Il fascino del vinile, tra scoperte e riscoperte musicali. A cura di Marco Baroni
In un’era digitale, dove tutto è a portata di clic, il vinile resiste come un simbolo di autenticità, passione per la musica e rimane un oggetto prezioso, capace di raccontare storie attraverso i suoi solchi incisi.
In questa rubrica, Marco Baroni ci guiderà in un viaggio attraverso i solchi di vinili che hanno fatto la storia, esplorando non solo i classici intramontabili, ma anche le gemme nascoste ec he meritano un posto d’onore nelle collezioni degli appassionati.
Ogni settimana, esploreremo insieme dischi leggendari che hanno segnato la musica italiana, tra rarità dimenticate e indiscussi capolavori, riscoprendo il piacere di un ascolto autentico e senza tempo. “Solchi” è il luogo dove la musica torna a vibrare in tutta la sua purezza.
Il nostro viaggio prosegue con “Ligabue” di Luciano Ligabue, pubblicato da WEA nel 1990.
Solchi, parliamo dell’omonimo album di Ligabue
Questo album segna l’inizio della carriera strabiliante di Luciano Ligabue, da Correggio, che da piccolo paese, oggi è un luogo di culto per le migliaia di fan del cantautore.
Si tratta di un disco fortemente voluto da Pierangelo Bertoli, che lo aiutò concretamente a trovare un viatico nella discografia di allora. Il risultato rimane tuttora il più bel disco di Ligabue, quello più genuino e urgente, come tutte le grandi prime opere che si rispettino. Non c’è un brano sconosciuto al pubblico, fatta eccezione per “Angelo della nebbia”, pezzo unico che però resta un pelo sotto la popolarità delle altre, e “Freddo cane in questa palude”.
“Balliamo sul mondo” (vincitrice del Festivalbar) “Bambolina e barracuda”, “Marlon Brando è sempre lui”, “Bar Mario”, “Radio radianti” e “Figlio d’un cane” sono l’espressione più precisa di Rock puro in quel periodo, tanto che nel tempo Ligabue si guadagnerà l’appellativo di Springsteen italiano, scalerà le classifiche e darà inizio ad una serie di dischi premiati da pubblico e critica. Sarà anche tra i detentori delle chiavi, dopo Vasco Rossi, degli stadi di tutta Italia, quando gli stadi erano un punto d’arrivo e non come oggi, dove un album sembra valga il successo perenne, e lo stadio sia la normale prosecuzione per una storia d’amore ancora in attesa del primo bacio. Il discorso sarebbe ben più lungo ma ci fermiamo qui.

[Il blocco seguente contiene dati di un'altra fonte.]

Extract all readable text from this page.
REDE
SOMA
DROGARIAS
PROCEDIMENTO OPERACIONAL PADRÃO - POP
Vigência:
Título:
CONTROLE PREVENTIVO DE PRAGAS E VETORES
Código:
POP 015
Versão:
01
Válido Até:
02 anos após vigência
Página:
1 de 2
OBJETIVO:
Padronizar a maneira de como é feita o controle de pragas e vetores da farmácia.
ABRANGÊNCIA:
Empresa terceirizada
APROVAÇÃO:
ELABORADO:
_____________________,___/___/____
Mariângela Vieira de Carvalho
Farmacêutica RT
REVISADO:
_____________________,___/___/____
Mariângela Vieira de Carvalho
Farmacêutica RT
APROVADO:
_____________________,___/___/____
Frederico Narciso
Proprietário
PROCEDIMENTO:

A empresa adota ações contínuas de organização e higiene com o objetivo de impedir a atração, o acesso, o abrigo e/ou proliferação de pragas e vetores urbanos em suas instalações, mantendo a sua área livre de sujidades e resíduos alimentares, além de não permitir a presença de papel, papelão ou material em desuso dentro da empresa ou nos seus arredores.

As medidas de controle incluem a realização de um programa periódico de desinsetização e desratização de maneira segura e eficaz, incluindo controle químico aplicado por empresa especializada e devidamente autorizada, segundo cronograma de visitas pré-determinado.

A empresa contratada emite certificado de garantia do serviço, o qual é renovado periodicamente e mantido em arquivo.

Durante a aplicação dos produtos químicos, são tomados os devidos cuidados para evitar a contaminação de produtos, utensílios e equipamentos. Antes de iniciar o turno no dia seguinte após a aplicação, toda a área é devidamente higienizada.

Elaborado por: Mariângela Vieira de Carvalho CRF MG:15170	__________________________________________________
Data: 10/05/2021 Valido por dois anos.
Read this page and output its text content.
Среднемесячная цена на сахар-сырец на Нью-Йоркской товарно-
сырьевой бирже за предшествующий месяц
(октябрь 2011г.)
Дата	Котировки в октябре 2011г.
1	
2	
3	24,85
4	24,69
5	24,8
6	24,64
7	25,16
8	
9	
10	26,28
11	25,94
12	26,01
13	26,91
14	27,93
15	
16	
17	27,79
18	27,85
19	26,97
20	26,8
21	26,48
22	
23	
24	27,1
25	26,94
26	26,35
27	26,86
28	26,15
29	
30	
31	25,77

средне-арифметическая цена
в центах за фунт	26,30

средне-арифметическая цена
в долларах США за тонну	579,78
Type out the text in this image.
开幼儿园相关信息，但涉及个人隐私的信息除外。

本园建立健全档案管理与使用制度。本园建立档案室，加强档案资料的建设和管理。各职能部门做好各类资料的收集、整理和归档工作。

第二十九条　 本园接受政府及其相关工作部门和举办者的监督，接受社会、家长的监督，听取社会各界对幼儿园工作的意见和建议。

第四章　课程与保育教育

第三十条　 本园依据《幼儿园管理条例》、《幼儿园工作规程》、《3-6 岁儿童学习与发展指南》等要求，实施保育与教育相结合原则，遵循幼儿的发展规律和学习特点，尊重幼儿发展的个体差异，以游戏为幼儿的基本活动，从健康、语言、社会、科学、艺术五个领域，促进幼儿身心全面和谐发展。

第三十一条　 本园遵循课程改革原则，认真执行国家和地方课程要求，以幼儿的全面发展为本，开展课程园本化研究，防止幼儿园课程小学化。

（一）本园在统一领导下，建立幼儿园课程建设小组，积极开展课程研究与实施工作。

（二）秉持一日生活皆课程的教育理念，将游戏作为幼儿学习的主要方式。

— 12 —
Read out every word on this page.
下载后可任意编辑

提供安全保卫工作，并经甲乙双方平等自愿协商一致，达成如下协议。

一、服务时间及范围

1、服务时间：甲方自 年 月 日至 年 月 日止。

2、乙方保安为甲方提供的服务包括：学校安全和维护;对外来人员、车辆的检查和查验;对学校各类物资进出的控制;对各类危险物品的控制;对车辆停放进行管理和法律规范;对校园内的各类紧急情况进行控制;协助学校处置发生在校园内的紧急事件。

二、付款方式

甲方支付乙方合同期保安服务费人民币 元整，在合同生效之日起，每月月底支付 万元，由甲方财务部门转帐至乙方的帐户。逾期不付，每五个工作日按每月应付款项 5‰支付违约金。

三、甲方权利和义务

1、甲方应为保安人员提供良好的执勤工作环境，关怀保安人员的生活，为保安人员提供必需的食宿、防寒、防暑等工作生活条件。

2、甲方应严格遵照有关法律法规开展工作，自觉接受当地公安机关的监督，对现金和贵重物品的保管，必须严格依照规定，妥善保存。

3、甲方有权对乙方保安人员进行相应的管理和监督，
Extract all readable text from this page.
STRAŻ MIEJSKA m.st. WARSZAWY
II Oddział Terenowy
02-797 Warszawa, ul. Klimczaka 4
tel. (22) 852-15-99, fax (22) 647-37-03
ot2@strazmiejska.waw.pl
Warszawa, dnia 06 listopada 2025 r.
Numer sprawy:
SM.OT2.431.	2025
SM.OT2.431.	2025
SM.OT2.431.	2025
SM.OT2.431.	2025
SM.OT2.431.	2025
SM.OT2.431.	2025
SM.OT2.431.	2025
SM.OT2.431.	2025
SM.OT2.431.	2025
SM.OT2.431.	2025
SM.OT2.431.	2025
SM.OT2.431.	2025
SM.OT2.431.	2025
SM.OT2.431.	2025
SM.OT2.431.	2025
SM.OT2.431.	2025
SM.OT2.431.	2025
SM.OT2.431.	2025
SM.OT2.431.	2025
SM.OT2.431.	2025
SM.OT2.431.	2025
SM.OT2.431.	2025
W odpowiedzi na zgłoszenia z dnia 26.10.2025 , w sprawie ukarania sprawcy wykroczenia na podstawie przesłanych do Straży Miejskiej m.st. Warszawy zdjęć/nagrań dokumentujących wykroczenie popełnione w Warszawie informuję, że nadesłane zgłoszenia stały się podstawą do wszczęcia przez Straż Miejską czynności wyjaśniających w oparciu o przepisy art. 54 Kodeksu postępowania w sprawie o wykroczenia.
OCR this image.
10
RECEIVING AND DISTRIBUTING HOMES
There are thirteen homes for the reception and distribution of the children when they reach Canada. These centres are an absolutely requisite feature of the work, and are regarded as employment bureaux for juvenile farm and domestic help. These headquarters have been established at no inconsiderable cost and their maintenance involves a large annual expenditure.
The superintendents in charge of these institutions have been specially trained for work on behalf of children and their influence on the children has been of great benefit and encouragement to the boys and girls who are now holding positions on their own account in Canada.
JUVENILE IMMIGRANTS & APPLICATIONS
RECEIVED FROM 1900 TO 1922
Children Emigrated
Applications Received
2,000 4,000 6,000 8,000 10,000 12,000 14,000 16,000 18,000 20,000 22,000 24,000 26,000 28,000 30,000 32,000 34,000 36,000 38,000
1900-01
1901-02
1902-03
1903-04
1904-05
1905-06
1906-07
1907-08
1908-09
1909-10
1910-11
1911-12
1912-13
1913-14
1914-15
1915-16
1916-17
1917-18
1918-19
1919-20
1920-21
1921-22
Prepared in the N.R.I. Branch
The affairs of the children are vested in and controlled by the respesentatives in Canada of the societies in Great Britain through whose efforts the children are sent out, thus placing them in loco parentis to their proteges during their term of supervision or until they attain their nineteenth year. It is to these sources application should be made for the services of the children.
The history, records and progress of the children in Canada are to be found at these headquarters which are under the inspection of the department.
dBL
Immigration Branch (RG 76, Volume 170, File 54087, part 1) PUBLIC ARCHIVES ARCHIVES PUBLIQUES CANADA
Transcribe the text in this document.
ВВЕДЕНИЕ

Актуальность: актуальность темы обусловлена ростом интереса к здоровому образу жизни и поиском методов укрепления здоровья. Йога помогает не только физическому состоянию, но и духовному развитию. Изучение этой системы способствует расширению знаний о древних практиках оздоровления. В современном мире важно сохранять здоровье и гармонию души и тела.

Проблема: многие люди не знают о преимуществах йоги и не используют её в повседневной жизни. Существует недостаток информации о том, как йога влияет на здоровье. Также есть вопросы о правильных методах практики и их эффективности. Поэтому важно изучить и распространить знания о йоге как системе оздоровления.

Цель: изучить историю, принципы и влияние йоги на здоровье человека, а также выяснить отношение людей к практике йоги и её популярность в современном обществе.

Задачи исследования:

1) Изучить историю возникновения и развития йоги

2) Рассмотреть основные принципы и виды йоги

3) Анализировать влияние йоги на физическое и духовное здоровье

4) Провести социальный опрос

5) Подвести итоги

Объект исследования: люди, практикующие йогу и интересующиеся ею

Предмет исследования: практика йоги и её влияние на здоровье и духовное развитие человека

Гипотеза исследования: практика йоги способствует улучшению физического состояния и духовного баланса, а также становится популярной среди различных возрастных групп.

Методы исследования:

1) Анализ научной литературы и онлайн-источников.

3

La parte più intimista e sentimentale ce la regalano brani come la straconosciuta “Piccola stella senza cielo”, “Non è tempo per noi” e “Sogni di rock ‘n’ roll”, ballate piene di quella ruvidezza padana mai sentita fino a questo esordio. Ligabue ha fatto tantissima strada, scritto centinaia di canzoni, mantenendo salda la sua schiera di fan e portando avanti il concetto di Artista, anche in questi tempi “social” poche e obbligate apparizione, e quando è ora…solo quando è ora…. tanta musica.